Ensuring skin in the game critical for road rejig

Ever since the GMR and GVK groups walked out of their respective road projects, in January this year, the government and NHAI have been trying to resurrect these and other projects. With several projects delayed due to clearances not coming through in time, developers are looking for easier terms to pay their premiums, given the economics of the business has changed. The plan is to backload the payments while ensuring the net present value (NPV) remains the same. A committee, headed by Dr C Rangarajan, will soon come up with the details suggesting how some R1 lakh crore worth of premiums across 23 projects can be reworked.

On the face of it, rescheduling is a good idea. To the extent some promoters will contest their projects being taken away since the delay was on the part of the government, rescheduling will ensure there is no litigation. And in case the projects are rebid, given the changed economics, it is possible firms may even be asking for viability gap funding, while the NPV remains unchanged in the case of rescheduling. But even this, were the Rangarajan panel to recommend it, is not going to be a simple task. For one, in an economy that’s growing at sub-5% and not 8-9% as expected when the projects were conceived, traffic estimates and the toll projections will change significantly. Apart from a few trunk routes, traffic elsewhere in the country is now estimated to be lower by 8-10% and tipped to grow at a much slower pace than forecast earlier. Moreover, developers will incur larger amounts building the roads since input costs have risen sharply; given how most developers are highly leveraged, their balance sheets can’t take more leverage either. Even at a discount rate of 10%, which is what developers are asking for compared with the finance ministry’s suggestion of 12%, it might not be a viable proposition because while they will be paying smaller premiums in the initial years of the concession, they will also be making smaller profits. Indeed, the banks giving loans will probably need to call for a fresh set of projections before committing any funds.

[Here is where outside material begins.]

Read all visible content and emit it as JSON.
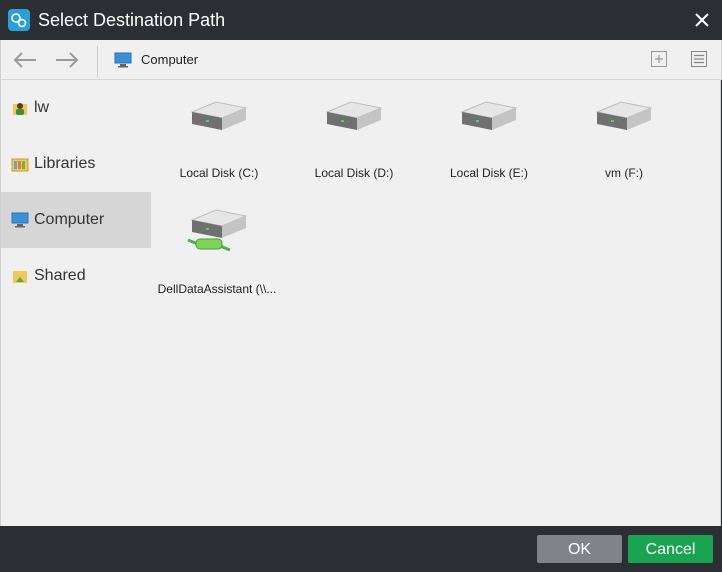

The other imponderable that the Rangarajan panel will have to deal with is to ensure promoters have some skin in the game. If promoters are going to pay much lower annual premium but keep the NPV unchanged by promising high payments in the future, what is to guarantee these will be paid? This is the point the finance ministry made initially when it said annual premiums had to be at least equal to annual toll collections in the event of a payment rejig. In cases where no loans have been disbursed and no work done, rebidding with a right of first refusal to the current concessionaire may be a better idea.